Thursday, January 6, 2011

What a feline wants ...

Greetings in this new year from Tabby, Cat's cat.
Since Cat seems inclined to write books, muttering about deadlines, instead of Important Things, I have volunteered to become her blogger. I will, of course, tell her about this eventually. In the meantime, mum's the word, okay?
What qualifies me to serve as her voice to you, her adoring fans?
I am a cat. Nuff said.
What, you want more. Fine then.
While modesty forces me to stop just short of declaring myself her muse, consider this: When she is at the keyboard, I am perched on her printer, only feet away. When she pauses, I glare at her. On occasion, when minutes go by without the sound of keys being hit, I actually lower myself to speak to her.
You'd be amazed by what a well-placed "Meow!" can do.
I hope by now you've purchased and read her fabulous "Kentucky Blues." I've read the reviews of the book, and while critics praise it, I am disturbed by one glaring omission:
No one mentions the cat!

Unfortunately, her newest novel, "No Safe Place," doesn't have a cat in it. I've read some blah-blah about it in reviews, about how wonderful the characters are and how the suspense is exciting, but here's the real scoop:
Cat's heroine works at a diner!
I must say, every time I sneaks to the computer after she foes to bed to proof-read her work, I look to see if she mentions food. It's thrilling to read about meatloaf and chocolate cake and all those wonderful things she makes for herself and selfishly refuses to share with me.
(An aside here -- the dog gets bites, while I'm forced to survive on dry food because I refuse to sit like a fool at her feet and beg. That's the price I pay, I suppose, for keeping my dignity.)
Now that I've made your acquaintance, I hope you'll come back from time to time for a cat's eye view of Cat's life. And do be sure to drop by to see what's happening at her publisher's, and remember, you can buy her books in e-book or print wherever such things are sold.
Which is NOT where you can also buy toy mice -- I've already checked.

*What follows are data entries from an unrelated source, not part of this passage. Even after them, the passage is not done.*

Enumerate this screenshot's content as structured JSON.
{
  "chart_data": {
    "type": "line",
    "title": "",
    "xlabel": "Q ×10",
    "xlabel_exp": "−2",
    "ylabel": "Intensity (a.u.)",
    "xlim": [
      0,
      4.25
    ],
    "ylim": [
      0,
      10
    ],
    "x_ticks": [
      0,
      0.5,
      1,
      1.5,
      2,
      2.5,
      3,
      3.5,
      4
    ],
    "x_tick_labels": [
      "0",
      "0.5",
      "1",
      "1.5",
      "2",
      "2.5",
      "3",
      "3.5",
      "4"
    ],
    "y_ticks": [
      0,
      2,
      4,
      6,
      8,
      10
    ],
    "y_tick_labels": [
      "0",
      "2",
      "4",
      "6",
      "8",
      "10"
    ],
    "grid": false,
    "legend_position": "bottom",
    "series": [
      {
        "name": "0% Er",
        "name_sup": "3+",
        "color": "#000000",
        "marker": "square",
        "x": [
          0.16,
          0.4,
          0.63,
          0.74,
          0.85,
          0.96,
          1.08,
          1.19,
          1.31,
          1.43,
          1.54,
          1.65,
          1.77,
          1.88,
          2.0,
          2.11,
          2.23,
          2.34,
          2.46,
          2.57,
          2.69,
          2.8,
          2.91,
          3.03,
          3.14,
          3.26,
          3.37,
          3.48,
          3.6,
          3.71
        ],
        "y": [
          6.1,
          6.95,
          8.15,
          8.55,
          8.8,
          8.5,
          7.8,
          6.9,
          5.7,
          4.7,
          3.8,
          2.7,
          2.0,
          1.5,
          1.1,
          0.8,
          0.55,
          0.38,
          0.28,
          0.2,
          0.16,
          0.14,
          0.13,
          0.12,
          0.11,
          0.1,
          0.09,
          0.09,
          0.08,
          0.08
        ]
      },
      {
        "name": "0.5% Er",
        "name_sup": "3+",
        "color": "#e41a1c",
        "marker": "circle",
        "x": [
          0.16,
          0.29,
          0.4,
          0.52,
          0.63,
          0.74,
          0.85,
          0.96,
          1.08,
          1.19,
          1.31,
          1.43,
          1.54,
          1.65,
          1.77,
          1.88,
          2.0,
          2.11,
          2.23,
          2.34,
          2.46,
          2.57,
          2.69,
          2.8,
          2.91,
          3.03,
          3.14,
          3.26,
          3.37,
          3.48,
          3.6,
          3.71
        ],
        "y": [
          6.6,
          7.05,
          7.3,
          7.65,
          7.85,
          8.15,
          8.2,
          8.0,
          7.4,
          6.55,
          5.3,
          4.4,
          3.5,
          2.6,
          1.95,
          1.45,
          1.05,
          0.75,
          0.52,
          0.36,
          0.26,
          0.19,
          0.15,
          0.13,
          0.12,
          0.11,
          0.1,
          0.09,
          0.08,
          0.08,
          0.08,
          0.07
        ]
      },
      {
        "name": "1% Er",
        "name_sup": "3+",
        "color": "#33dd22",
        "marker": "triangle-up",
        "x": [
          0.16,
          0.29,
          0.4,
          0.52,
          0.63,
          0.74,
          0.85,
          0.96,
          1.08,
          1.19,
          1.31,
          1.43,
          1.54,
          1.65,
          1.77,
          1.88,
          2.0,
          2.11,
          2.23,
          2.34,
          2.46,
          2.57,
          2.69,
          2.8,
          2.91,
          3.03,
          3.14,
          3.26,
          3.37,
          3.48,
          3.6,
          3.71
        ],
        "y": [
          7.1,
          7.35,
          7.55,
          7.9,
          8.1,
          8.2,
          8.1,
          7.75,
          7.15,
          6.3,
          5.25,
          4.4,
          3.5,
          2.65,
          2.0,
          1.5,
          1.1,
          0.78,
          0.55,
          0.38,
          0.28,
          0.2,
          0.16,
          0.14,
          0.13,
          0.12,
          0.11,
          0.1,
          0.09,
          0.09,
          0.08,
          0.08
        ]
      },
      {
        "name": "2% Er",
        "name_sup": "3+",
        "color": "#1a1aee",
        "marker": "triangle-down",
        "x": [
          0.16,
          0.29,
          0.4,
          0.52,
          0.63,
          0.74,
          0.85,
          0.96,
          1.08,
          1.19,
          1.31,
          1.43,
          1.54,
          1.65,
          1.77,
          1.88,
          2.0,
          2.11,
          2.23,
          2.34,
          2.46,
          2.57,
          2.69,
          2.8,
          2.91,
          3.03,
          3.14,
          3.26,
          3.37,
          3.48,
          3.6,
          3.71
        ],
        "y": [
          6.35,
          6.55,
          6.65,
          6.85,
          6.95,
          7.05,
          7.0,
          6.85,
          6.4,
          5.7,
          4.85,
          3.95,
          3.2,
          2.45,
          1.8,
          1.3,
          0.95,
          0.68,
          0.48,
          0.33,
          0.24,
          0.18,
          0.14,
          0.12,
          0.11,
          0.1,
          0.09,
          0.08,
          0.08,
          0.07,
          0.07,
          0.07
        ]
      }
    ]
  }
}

  1. Tabby, have you ever thought of having your own Twitter account? Seems like you have a lot to say....

  2. You sure have a very nice blog.
    Sue B

  3. Hi Tabby,

    I'm Maxwell, and my sister is Roxy. We're Ruth Hartman's cats. She's a writer, too. And while all of her romance novels have cats in them, we figure, what good does that do for us? I mean, why should she write about other cats when she has perfect, well, us!!!

    Best of luck with your blog. We admire any other cat who expends enough energy to do that sort of thing. We're lazy so we don't. But as far as we're concerned, you rock!!!

  4. Tabby:

    Suzanne Barrett, who thinks she owns me, but it's the other way around, is also a writer. I've trained her to put cats in her books; in fact, in one of hers, her skin person had nine of us. Oh, the fun we had!

    She read and reviewed Kentucky Blues and told me it's good. At least she understands good books.

    Well, it's time for my next nap. Since I'm eighteen and a half, I take a lot of them in the course of a day.

    Be talking to you.


  5. I am Sox, and that is Midnight Rose. I do the typing as Midnight Rose is the dumbest cat I've ever met. We own Jennifer Johnson who is a colleague of Cat's, I believe.